Meus olhos se estreitaram. O tom dele era estranho. Não era acusador... era pior. Era ciumento.
— Arthur, eu não sei o que você tá imaginando — disse, tentando manter a calma. — Flávio só passou lá pra conversar. Nada demais.
— Conversar — repetiu ele, com um meio sorriso de desdém. — Entendi. Você tem uma amizade colorida com ele ? Igual tem comigo?
Revirei os olhos. A cutucada tinha endereço certo. E o veneno também.
— Eu não tenho que me justificar pra você — rebati. — Mas, se quer saber, não tem nada demais acontecendo. Você me chama aqui por ciúmes ou tem outro motivo?
Ele sorriu, mas os olhos não acompanharam o gesto. Puxou a pasta à sua frente e a abriu devagar, como quem revela uma armadilha.
— Já que você tocou no assunto... tem sim. Tem outro motivo. Bem mais sério. E você vai me dizer se é coincidência ou se tá mentindo pra mim.
Engoli em seco.
— Vai direto ao ponto, Arthur.
Ele apoiou os cotovelos na mesa, entrelaçando os dedos como fazia quando estava prestes a jogar uma bomba.
— Você pode me explicar por que um apartamento no seu nome, Pedro, tá envolvido num possível duplo homicídio?
Eu travei. Por um instante, achei que não tinha ouvido direito. O coração deu uma martelada tão forte que quase tampou os ouvidos. Pisquei algumas vezes, a boca seca.
— Eu... eu não entendi a pergunta — murmurei, sentindo a garganta fechar.
Arthur puxou a pasta de volta e abriu uma das abas, virando-a para mim. Fotos. Documentos. Um print de vídeo, escuro, granulado, mas dava pra ver o sangue escorrendo. E o endereço... era o meu. Quer dizer, estava no meu nome.
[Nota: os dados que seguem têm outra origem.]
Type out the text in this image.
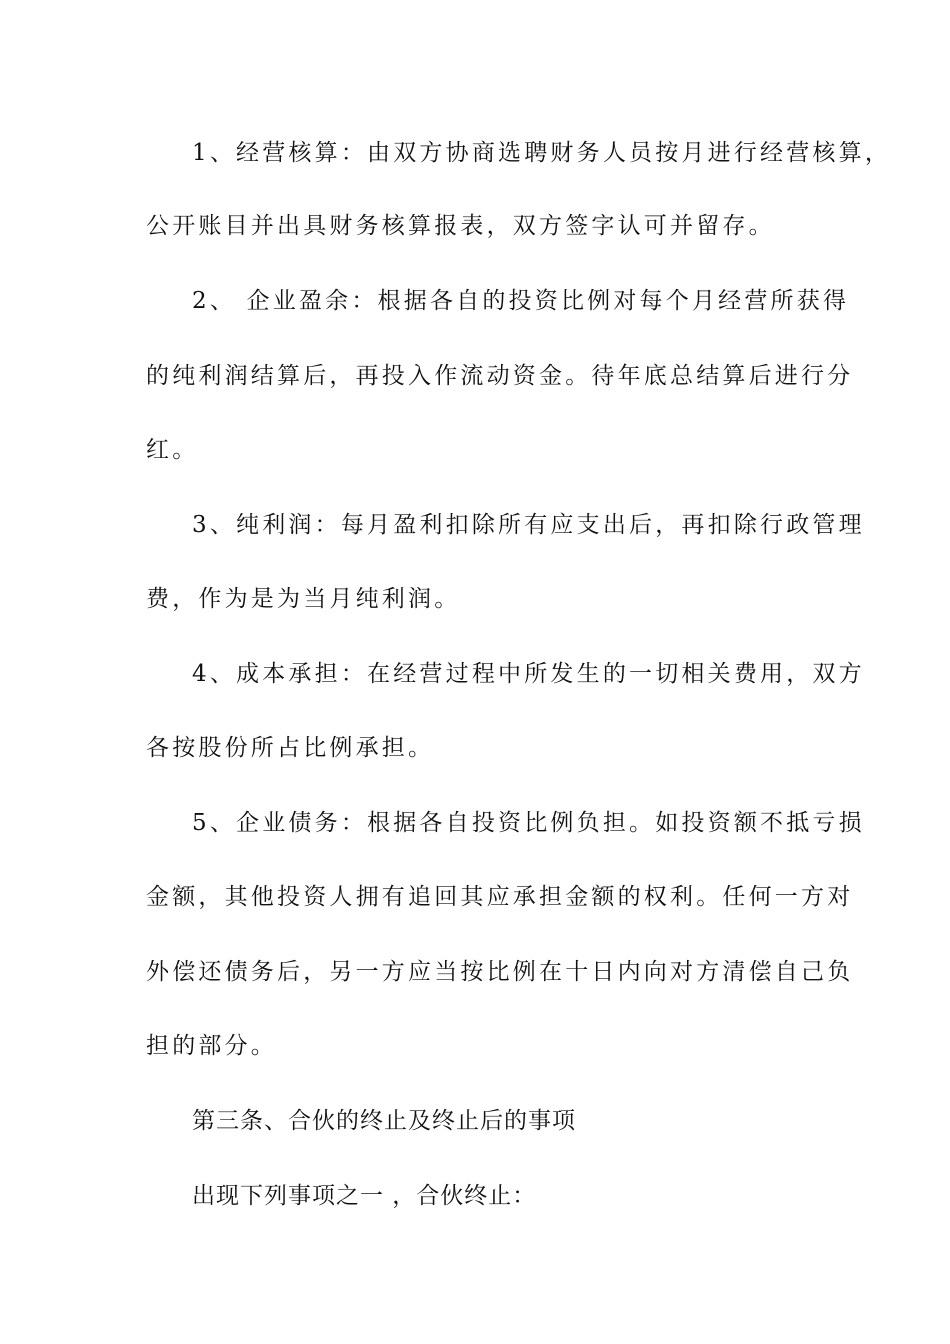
1、经营核算：由双方协商选聘财务人员按月进行经营核算，
公开账目并出具财务核算报表，双方签字认可并留存。
2、 企业盈余：根据各自的投资比例对每个月经营所获得
的纯利润结算后，再投入作流动资金。待年底总结算后进行分
红。
3、纯利润：每月盈利扣除所有应支出后，再扣除行政管理
费，作为是为当月纯利润。
4、成本承担：在经营过程中所发生的一切相关费用，双方
各按股份所占比例承担。
5、企业债务：根据各自投资比例负担。如投资额不抵亏损
金额，其他投资人拥有追回其应承担金额的权利。任何一方对
外偿还债务后，另一方应当按比例在十日内向对方清偿自己负
担的部分。
第三条、合伙的终止及终止后的事项
出现下列事项之一 ，合伙终止：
— Dois homens — repetiu ele. — Bernardo e Pietro. Ambos ex-presidiários. Bernardo, condenado latrocínio e mais um monte de coisa e Pietro... tráfico. E você, Pedro, está com o nome na escritura do local onde eles desapareceram. E o pior: temos um vídeo com indícios de que houve um assassinato lá. Não há corpos — ainda —, mas há sangue...
— Bernardo e Pietro... — falei, ainda tentando entender tudo. — Eram conhecidos antigos. Bernardo foi alguém que... eu conheci bem. Me pediu ajuda um tempo atrás. Disse que estava tentando recomeçar a vida. Eu só... só emprestei o apartamento por um período. Não sabia que...
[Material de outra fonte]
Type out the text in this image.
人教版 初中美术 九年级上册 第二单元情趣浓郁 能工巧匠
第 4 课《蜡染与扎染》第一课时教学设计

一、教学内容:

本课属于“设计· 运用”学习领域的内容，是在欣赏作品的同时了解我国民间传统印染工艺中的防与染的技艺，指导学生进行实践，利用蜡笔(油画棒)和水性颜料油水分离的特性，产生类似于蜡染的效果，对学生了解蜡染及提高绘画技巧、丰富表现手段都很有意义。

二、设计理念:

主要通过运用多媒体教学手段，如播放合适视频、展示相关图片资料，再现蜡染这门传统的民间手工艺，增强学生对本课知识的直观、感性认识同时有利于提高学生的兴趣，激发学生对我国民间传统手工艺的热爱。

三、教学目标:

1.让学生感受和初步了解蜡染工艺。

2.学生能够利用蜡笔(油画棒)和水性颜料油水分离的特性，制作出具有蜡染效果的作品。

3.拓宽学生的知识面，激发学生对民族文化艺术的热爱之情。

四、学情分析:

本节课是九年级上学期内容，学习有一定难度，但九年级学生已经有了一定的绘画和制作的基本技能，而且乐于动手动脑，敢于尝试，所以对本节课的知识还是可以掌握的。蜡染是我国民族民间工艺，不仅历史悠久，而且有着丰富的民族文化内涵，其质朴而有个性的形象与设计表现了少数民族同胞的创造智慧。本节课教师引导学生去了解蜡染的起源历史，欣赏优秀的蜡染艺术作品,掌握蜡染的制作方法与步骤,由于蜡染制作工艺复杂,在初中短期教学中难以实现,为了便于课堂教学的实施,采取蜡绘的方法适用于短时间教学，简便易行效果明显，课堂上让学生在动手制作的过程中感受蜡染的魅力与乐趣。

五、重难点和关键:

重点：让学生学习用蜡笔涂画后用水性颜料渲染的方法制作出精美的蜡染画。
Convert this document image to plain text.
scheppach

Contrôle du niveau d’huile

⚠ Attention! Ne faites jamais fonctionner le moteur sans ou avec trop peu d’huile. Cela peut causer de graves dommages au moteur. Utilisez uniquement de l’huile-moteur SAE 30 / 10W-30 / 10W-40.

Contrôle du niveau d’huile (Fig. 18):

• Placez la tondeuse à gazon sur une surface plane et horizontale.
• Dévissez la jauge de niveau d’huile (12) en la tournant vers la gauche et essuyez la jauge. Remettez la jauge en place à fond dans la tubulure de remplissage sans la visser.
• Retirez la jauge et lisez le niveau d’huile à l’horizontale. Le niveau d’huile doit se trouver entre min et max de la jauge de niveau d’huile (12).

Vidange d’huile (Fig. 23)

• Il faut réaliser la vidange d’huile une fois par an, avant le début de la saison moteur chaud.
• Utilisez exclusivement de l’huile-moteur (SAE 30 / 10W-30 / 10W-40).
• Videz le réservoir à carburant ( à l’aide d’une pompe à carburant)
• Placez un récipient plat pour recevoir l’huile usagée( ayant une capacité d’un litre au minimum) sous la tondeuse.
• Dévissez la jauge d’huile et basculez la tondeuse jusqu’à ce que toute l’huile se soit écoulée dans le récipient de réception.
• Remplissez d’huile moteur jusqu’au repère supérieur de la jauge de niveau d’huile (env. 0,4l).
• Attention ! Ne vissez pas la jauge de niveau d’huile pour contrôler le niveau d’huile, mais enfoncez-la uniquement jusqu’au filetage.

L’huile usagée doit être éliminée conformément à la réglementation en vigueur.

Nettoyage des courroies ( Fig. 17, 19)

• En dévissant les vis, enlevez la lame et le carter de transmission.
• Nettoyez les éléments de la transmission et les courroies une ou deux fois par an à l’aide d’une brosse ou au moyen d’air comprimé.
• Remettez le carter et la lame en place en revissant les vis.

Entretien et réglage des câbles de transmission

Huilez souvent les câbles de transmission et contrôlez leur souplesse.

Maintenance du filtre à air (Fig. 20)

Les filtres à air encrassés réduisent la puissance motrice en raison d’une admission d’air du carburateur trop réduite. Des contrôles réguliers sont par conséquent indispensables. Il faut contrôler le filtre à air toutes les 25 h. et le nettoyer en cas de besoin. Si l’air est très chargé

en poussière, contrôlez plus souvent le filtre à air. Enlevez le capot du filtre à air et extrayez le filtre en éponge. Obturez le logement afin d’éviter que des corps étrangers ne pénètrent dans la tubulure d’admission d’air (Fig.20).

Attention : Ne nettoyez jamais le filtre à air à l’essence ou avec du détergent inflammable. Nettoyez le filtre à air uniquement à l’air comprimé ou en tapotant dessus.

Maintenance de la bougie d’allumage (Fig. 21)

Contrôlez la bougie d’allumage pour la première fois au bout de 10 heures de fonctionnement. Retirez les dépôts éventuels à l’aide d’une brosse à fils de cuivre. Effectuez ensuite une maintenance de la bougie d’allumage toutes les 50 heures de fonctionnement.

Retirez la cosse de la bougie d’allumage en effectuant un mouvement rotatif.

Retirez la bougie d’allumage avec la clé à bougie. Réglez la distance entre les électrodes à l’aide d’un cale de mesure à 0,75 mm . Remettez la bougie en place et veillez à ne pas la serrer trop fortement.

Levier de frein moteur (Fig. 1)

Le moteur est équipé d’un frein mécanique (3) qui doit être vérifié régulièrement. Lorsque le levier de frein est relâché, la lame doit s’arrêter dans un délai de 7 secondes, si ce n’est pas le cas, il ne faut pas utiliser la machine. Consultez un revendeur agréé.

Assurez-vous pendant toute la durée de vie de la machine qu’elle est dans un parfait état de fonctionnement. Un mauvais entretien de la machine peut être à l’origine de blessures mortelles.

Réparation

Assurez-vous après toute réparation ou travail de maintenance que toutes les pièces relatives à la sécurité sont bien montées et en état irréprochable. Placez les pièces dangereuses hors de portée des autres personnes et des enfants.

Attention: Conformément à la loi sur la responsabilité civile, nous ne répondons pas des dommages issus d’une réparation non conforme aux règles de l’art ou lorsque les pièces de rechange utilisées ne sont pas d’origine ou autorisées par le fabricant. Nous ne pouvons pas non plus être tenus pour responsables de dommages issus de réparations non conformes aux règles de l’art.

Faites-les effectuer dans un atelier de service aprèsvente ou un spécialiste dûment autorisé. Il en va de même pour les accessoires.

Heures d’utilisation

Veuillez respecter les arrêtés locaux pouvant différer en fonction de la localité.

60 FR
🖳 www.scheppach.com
— Que eles tinham ficha? — interrompeu Arthur, os olhos cravados em mim. — Que um deles era traficante? Que a polícia estava no encalço de Pietro por causa de uma dívida com uma facção? Você empresta um imóvel pra dois ex-presidiários e acha que isso não levanta nenhuma suspeita?
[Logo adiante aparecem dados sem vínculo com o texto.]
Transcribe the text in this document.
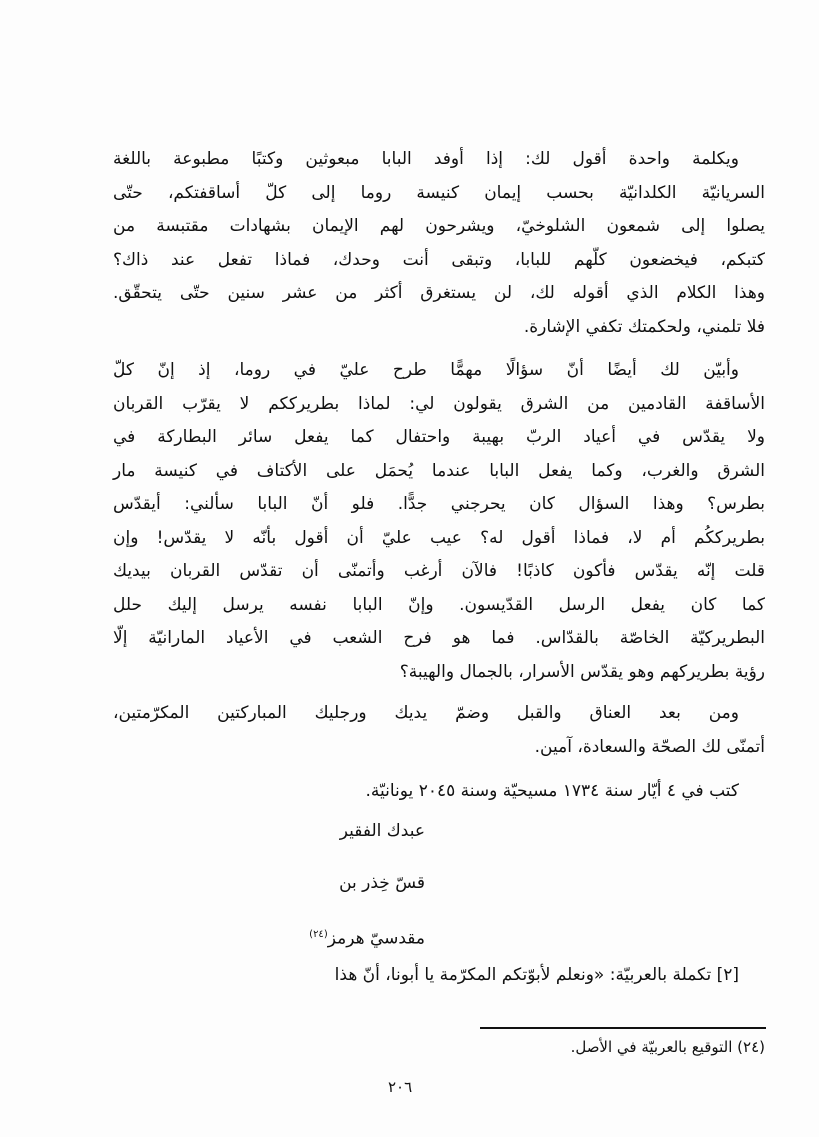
ويكلمة واحدة أقول لك: إذا أوفد البابا مبعوثين وكتبًا مطبوعة باللغة
السريانيّة الكلدانيّة بحسب إيمان كنيسة روما إلى كلّ أساقفتكم، حتّى
يصلوا إلى شمعون الشلوخيّ، ويشرحون لهم الإيمان بشهادات مقتبسة من
كتبكم، فيخضعون كلّهم للبابا، وتبقى أنت وحدك، فماذا تفعل عند ذاك؟
وهذا الكلام الذي أقوله لك، لن يستغرق أكثر من عشر سنين حتّى يتحقّق.
فلا تلمني، ولحكمتك تكفي الإشارة.
وأبيّن لك أيضًا أنّ سؤالًا مهمًّا طرح عليّ في روما، إذ إنّ كلّ
الأساقفة القادمين من الشرق يقولون لي: لماذا بطريرككم لا يقرّب القربان
ولا يقدّس في أعياد الربّ بهيبة واحتفال كما يفعل سائر البطاركة في
الشرق والغرب، وكما يفعل البابا عندما يُحمَل على الأكتاف في كنيسة مار
بطرس؟ وهذا السؤال كان يحرجني جدًّا. فلو أنّ البابا سألني: أيقدّس
بطريرككُم أم لا، فماذا أقول له؟ عيب عليّ أن أقول بأنّه لا يقدّس! وإن
قلت إنّه يقدّس فأكون كاذبًا! فالآن أرغب وأتمنّى أن تقدّس القربان بيديك
كما كان يفعل الرسل القدّيسون. وإنّ البابا نفسه يرسل إليك حلل
البطريركيّة الخاصّة بالقدّاس. فما هو فرح الشعب في الأعياد المارانيّة إلّا
رؤية بطريركهم وهو يقدّس الأسرار، بالجمال والهيبة؟
ومن بعد العناق والقبل وضمّ يديك ورجليك المباركتين المكرّمتين،
أتمنّى لك الصحّة والسعادة، آمين.
كتب في ٤ أيّار سنة ١٧٣٤ مسيحيّة وسنة ٢٠٤٥ يونانيّة.
عبدك الفقير
قسّ خِذر بن
مقدسيّ هرمز$^{(٢٤)}$
[٢] تكملة بالعربيّة: «ونعلم لأبوّتكم المكرّمة يا أبونا، أنّ هذا
(٢٤) التوقيع بالعربيّة في الأصل.
٢٠٦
— Eu não sabia! — levantei a voz, pela primeira vez. — Caralho, Arthur, eu juro que não sabia! Bernardo me pediu ajuda. Eu não tava usando o apartamento, achei que não teria problema. Não me envolvi em nada. Não sou cúmplice de nada.
Arthur se encostou na cadeira, cruzou os braços. O olhar dele era de quem queria me entender — ou me desmontar.
— Então você tá dizendo que não sabia com quem tava lidando?
— Exatamente.
Ele soltou um suspiro demorado.
— Pedro, você sabe que esse tipo de coisa não vai passar em branco. Esse caso tá ganhando atenção. A perícia já tá analisando o vídeo,logo logo vão bater na sua porta com um mandado. E aí? Vai continuar dizendo que não sabe de nada?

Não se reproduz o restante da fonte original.